Annuities and Life Insurance margin sensitivity
Annuities at $1.36 billion and Life Insurance at $1.35 billion last quarter illustrate the substantial share of spread and fee-based revenue in the portfolio. These lines are sensitive to rate curves, equity markets, and hedging outcomes, which can affect both revenue recognition and margins. Into this quarter, the industry backdrop suggests stable to slightly tighter spreads as reinvestment rates meet hedging costs and crediting strategies, while equity market levels influence variable and indexed annuity fees. With adjusted EPS expected at $1.90, the implication is that operating income remains solid, but investors should remain mindful of basis risk in hedging programs and potential variability in DAC and reserve assumptions. Any favorable equity performance and benign credit environment would provide a tailwind to fee income and realized results, while rate volatility could introduce noise.

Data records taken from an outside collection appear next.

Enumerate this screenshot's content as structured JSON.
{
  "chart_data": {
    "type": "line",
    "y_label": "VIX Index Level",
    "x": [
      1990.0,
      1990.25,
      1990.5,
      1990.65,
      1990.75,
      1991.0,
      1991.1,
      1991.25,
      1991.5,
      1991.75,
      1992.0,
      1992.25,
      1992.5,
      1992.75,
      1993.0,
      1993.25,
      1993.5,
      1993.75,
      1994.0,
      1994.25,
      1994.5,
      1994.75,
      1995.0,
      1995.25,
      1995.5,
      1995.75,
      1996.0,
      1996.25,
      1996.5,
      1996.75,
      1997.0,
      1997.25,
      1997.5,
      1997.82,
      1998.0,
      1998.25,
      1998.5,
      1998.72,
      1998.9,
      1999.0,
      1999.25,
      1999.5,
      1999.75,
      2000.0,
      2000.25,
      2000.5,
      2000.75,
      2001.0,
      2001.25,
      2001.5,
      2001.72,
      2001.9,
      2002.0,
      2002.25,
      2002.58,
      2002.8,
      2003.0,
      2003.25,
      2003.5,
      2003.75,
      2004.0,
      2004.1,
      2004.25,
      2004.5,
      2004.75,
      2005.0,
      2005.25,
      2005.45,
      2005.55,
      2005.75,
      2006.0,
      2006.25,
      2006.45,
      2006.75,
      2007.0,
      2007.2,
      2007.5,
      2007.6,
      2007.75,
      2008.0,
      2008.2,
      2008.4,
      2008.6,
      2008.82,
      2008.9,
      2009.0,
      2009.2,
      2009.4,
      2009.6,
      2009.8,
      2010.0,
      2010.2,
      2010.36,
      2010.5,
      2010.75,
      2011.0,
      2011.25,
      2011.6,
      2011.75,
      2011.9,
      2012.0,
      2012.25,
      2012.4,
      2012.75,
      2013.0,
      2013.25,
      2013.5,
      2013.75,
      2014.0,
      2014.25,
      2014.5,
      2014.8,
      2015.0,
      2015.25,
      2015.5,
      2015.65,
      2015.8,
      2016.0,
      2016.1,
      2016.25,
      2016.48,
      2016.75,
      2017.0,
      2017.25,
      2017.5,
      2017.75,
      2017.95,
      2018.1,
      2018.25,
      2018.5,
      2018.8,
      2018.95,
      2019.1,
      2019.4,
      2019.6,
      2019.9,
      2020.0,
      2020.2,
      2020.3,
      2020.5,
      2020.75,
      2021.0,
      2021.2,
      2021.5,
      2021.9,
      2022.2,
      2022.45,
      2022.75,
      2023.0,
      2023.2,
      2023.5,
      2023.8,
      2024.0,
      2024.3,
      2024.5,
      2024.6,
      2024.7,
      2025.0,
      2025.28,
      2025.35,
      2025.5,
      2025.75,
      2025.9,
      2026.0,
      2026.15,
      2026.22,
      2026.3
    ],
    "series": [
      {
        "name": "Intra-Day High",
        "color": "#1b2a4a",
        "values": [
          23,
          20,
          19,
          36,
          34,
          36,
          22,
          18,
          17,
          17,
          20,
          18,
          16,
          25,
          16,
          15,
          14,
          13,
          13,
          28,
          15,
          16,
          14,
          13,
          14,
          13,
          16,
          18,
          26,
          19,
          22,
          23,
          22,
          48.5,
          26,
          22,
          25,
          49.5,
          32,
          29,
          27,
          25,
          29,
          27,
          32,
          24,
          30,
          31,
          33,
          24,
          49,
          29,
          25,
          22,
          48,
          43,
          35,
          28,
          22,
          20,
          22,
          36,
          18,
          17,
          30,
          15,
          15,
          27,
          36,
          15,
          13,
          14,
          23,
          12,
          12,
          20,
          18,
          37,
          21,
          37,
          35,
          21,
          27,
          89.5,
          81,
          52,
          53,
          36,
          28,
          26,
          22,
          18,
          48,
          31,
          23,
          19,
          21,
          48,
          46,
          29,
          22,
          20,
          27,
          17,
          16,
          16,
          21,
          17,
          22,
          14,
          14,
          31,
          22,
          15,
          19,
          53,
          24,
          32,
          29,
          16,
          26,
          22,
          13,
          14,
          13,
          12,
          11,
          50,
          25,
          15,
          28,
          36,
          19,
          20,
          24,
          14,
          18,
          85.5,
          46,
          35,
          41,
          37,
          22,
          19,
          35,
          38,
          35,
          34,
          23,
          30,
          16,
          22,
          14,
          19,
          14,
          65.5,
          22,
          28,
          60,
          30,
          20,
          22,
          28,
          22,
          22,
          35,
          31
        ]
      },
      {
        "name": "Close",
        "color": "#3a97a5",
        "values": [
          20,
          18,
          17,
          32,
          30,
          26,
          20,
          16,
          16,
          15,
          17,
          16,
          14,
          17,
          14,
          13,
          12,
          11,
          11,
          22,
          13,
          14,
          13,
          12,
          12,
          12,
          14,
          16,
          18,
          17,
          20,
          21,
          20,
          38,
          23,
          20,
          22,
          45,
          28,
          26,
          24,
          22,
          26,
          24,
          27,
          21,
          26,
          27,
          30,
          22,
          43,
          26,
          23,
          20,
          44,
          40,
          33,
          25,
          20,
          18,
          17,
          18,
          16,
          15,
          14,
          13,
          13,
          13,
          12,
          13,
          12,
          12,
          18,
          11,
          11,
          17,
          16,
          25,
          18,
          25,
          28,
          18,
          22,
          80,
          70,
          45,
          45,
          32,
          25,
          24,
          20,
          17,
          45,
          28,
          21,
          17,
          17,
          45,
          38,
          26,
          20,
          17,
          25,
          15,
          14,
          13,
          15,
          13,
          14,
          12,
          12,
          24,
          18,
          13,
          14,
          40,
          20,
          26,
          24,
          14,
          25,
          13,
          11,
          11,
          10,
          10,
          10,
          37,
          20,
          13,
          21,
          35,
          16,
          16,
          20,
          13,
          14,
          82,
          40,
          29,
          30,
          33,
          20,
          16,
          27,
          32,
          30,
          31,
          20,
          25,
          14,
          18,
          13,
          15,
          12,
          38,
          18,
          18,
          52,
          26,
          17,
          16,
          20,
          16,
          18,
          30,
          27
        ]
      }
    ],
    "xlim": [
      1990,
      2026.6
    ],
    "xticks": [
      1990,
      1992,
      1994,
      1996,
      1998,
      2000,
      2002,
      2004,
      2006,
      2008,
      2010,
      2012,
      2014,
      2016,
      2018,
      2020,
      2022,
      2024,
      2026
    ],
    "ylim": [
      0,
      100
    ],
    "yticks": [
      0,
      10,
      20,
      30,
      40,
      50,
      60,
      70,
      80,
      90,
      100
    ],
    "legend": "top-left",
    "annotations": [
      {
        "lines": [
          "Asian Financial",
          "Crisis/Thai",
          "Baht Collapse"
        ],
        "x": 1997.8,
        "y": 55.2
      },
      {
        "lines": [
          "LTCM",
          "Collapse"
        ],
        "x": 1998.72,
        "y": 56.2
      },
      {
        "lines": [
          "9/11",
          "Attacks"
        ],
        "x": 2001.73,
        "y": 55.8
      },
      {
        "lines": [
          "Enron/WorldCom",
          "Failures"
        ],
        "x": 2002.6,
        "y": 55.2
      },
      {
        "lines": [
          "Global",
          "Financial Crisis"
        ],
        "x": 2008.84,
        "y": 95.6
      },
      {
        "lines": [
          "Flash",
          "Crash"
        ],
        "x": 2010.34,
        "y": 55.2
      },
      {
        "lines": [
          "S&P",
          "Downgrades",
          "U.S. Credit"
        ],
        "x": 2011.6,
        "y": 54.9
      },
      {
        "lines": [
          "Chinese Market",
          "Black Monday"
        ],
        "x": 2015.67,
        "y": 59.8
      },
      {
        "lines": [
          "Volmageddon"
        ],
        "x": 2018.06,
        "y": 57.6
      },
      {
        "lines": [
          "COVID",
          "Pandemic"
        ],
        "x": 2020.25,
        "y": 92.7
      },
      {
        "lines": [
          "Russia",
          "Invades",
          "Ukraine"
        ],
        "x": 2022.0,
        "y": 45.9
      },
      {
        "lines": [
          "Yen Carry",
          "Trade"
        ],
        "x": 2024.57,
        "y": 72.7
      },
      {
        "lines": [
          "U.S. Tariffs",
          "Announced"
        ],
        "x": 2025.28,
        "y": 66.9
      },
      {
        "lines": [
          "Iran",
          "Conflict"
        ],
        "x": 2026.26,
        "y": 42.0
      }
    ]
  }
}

Retirement Plan Services and fee income
Retirement Plan Services contributed $0.34 billion last quarter and serves as a fee-income complement to spread businesses. Plan asset levels are influenced by markets and participant behavior, which can translate into fee variability. If equity markets remain supportive and participant inflows are stable, this unit can offer incremental revenue lift without commensurate capital strain. The contribution is smaller than the core segments but can amplify operating leverage, supporting the forecast for adjusted EPS growth outpacing revenue growth. Monitoring flows, plan conversions, and retention dynamics provides context for fee-rate stability.
Capital and earnings volatility considerations
The prior quarter’s 36.34% quarter-on-quarter decline in net profit underscores the potential for earnings swings. Into this quarter, investors will closely parse the relationship between gross margin and benefit ratios, as well as the impact of market movements on spread income and hedging. Operating conditions appear supportive enough for a 3.29% revenue increase and solid EPS delivery, but execution on pricing, crediting rates, and claims management remains critical. Any deviation in capital-market conditions could have an outsized effect on GAAP margins and adjusted results, making guidance commentary and updated margin frameworks focal points.
Analyst Opinions
Analyst sentiment tilts cautiously positive heading into the release, with most previews expecting in-line to modestly better results anchored by Group Protection stability and contained claims costs. Several institutional views highlight that revenue growth of 3.29% and adjusted EPS of $1.90 suggest incremental improvement versus the prior-year quarter, while acknowledging continued sensitivity to markets in annuity and life operations. The majority stance emphasizes monitoring benefit ratios in Group Protection and spread dynamics in Annuities, with the expectation that disciplined pricing and stable credit conditions can support margins. Among notable voices, large sell-side research desks point to the importance of capital deployment discipline and the trajectory of adjusted return metrics to sustain multiple support. Overall, the prevailing view anticipates a clean quarter on revenues with a balanced risk-reward on EPS execution, leaning toward a cautiously positive interpretation if margin commentary confirms stability.